Peter Saccio, Shakespeare’s English Kings: History, Chronicle, and Drama (Oxford University Press: Oxford, 2000)
One of the biggest problems with being on holiday with non-reading friends is that you become embarrassed by the amount of time you want, no NEED, to spend in bookshops.
So this was a book I could easily have missed whilst browsing a second-hand bookshop in Leominster. I was really lucky to have my other half on hand to find it out for me, because time was running out, and I was beginning to worry about the patience of the friends we were holidaying with, who had already politely wandered round the shop and were now at the ‘waiting outside for you‘ stage ….
This book, as I’ve alluded to in the entry in the Boar’s Head Bookshelf, is brilliant. Concise, well-researched and objective, and I’d recommend it to anyone wanting to get stuck into the history plays – especially, perhaps the HVI trilogy, as it really helps with an understanding of the historical context.

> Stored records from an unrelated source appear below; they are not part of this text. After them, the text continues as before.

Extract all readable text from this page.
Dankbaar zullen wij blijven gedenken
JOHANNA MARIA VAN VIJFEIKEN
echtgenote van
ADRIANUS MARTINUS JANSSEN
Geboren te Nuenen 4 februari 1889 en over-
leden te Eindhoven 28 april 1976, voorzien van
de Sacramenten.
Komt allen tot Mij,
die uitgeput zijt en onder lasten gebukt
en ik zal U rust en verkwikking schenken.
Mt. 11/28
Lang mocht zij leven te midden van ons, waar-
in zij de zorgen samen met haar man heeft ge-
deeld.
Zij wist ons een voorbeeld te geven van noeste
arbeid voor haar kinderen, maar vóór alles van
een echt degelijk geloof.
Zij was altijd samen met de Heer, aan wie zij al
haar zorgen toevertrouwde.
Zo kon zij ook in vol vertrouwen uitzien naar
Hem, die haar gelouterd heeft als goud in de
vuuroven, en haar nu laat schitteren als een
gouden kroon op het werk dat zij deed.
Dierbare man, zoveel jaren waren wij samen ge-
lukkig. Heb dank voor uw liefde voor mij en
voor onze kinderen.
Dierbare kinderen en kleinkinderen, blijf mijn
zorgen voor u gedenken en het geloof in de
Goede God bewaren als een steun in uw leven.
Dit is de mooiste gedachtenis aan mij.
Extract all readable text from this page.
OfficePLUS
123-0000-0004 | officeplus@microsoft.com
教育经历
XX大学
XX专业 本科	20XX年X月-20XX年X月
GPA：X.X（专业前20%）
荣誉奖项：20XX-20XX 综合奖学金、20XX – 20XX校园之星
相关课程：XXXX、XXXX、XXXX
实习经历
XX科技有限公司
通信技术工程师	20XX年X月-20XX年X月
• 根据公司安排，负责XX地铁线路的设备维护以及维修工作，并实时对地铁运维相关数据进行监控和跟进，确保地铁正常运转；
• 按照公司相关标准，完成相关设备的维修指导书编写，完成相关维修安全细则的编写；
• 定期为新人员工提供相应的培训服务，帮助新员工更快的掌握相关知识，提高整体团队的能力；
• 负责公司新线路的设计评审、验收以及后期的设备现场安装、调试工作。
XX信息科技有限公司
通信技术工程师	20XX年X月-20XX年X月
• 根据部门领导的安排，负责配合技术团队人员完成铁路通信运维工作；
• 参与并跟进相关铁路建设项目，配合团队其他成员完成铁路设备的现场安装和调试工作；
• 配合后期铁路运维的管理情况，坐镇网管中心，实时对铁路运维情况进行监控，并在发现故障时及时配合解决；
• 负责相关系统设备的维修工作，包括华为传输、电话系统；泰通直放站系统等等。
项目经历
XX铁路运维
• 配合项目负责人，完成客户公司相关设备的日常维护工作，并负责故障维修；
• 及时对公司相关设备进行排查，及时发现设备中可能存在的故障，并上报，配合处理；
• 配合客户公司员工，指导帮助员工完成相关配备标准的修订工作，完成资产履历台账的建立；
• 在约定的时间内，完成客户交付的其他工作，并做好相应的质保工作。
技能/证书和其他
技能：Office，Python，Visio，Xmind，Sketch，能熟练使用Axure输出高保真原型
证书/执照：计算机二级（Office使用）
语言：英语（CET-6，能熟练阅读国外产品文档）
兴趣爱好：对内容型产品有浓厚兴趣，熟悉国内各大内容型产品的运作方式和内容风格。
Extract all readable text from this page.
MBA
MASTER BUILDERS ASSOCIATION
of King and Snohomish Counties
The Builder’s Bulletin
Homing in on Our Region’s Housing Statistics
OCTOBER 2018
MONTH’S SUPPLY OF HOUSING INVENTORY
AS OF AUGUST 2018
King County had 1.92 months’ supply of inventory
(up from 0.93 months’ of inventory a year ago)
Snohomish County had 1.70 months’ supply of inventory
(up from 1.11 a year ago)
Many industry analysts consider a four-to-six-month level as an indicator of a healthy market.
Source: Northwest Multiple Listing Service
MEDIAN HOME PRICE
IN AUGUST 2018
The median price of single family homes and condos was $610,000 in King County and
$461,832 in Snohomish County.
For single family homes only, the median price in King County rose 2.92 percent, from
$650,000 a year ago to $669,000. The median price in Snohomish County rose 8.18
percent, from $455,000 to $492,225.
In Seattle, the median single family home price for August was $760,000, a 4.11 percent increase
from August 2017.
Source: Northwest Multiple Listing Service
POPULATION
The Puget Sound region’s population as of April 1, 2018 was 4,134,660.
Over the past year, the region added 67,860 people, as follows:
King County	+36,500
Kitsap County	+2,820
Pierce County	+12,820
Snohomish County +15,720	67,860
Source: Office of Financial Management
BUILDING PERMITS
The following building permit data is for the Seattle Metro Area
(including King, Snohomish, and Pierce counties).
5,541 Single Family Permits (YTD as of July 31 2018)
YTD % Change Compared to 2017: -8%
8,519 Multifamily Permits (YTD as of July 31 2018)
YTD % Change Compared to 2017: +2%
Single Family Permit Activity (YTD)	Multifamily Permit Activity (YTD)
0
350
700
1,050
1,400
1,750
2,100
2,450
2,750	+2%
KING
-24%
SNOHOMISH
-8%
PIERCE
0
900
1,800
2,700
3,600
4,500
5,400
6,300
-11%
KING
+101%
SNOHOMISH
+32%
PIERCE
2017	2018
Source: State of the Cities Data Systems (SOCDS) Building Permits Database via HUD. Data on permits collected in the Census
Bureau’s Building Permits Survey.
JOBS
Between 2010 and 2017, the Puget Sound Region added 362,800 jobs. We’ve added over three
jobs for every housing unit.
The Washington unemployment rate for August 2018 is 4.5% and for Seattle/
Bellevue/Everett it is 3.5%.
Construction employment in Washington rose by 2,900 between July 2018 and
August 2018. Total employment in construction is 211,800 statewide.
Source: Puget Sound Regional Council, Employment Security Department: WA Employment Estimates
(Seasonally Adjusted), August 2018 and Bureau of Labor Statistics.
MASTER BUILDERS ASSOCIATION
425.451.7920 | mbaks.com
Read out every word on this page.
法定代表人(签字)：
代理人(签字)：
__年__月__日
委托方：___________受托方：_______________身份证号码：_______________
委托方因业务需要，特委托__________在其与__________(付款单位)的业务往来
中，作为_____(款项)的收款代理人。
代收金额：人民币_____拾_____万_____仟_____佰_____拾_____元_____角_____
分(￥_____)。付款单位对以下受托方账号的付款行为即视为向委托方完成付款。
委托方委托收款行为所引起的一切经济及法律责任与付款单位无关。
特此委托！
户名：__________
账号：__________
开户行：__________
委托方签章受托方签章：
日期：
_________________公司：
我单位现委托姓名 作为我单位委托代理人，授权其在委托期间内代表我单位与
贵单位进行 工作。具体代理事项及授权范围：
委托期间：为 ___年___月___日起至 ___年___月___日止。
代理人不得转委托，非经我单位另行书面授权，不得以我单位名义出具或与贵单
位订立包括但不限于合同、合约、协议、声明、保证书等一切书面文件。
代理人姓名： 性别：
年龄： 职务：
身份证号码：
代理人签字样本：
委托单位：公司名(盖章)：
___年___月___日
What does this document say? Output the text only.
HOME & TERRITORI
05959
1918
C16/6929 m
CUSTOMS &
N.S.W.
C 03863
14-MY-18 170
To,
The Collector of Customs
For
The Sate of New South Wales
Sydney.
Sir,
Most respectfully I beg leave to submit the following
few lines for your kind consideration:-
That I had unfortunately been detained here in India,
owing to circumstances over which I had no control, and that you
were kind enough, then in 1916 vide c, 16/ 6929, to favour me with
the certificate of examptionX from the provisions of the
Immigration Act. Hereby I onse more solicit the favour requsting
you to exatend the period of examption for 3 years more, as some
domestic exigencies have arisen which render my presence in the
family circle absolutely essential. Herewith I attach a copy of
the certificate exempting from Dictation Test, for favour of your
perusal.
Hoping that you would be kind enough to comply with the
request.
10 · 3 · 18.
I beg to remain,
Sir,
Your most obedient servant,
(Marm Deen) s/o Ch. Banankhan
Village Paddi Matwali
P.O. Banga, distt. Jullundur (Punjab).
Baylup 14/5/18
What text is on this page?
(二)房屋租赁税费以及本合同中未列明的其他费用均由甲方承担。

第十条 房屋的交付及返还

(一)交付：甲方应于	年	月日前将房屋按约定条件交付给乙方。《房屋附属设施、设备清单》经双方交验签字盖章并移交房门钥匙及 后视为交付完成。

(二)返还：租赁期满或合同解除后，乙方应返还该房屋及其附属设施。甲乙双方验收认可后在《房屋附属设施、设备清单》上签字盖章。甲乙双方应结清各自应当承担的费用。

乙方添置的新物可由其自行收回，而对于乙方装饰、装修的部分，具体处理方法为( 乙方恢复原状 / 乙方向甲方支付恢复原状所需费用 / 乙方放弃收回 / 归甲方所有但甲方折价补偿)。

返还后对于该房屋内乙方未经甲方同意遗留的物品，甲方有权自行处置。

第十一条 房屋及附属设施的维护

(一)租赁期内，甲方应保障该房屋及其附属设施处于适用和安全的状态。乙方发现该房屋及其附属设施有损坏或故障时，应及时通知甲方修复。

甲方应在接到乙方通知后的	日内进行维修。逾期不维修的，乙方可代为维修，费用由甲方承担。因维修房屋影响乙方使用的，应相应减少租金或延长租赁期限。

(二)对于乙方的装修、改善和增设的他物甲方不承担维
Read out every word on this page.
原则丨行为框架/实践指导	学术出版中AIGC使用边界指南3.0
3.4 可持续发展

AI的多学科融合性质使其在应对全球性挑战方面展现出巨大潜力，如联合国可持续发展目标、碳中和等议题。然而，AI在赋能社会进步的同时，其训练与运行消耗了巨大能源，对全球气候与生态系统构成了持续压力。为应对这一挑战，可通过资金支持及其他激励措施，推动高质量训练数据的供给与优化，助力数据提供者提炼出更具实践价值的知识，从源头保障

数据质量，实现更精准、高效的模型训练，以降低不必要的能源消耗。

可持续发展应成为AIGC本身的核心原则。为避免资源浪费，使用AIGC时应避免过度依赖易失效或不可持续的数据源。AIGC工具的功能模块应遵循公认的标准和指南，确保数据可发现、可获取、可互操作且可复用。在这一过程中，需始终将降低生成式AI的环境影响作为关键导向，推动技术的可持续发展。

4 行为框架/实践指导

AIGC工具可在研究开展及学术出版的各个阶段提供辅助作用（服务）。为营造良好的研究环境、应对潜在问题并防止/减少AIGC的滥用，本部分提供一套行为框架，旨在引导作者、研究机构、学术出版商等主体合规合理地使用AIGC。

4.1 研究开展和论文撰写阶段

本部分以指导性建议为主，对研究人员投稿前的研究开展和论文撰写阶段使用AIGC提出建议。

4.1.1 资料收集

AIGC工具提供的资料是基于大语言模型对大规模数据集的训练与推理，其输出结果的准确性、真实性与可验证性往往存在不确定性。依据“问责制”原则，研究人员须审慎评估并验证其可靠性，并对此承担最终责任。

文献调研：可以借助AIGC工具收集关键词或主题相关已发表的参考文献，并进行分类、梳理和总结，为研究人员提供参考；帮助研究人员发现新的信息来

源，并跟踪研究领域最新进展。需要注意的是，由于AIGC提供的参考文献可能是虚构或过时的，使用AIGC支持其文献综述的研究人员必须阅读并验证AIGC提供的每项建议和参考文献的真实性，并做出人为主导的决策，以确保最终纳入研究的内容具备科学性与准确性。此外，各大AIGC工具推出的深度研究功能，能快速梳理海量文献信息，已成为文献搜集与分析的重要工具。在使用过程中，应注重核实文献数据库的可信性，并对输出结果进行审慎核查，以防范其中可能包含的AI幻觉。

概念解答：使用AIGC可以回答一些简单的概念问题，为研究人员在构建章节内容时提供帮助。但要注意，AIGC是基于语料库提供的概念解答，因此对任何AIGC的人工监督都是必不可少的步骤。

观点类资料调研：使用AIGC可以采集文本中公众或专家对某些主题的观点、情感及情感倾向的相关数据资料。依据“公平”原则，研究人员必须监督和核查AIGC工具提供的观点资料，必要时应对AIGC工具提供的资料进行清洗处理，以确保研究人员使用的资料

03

The book’s heavily flagged, and it’s hard to pick a single passage, so I went for a reminder of what we’re looking at when we study the plays:
A play was not a fixed thing: it was a fluid, evolving event that took place many times on Elizabethan stages. Contributions to that event were made by a writer who sometimes changed his mind, by actors who had ideas and impulses of their own, by travelling players who altered the script as they toured different venues, and by compositors who set into type handwritten manuscripts of various degrees of legibility.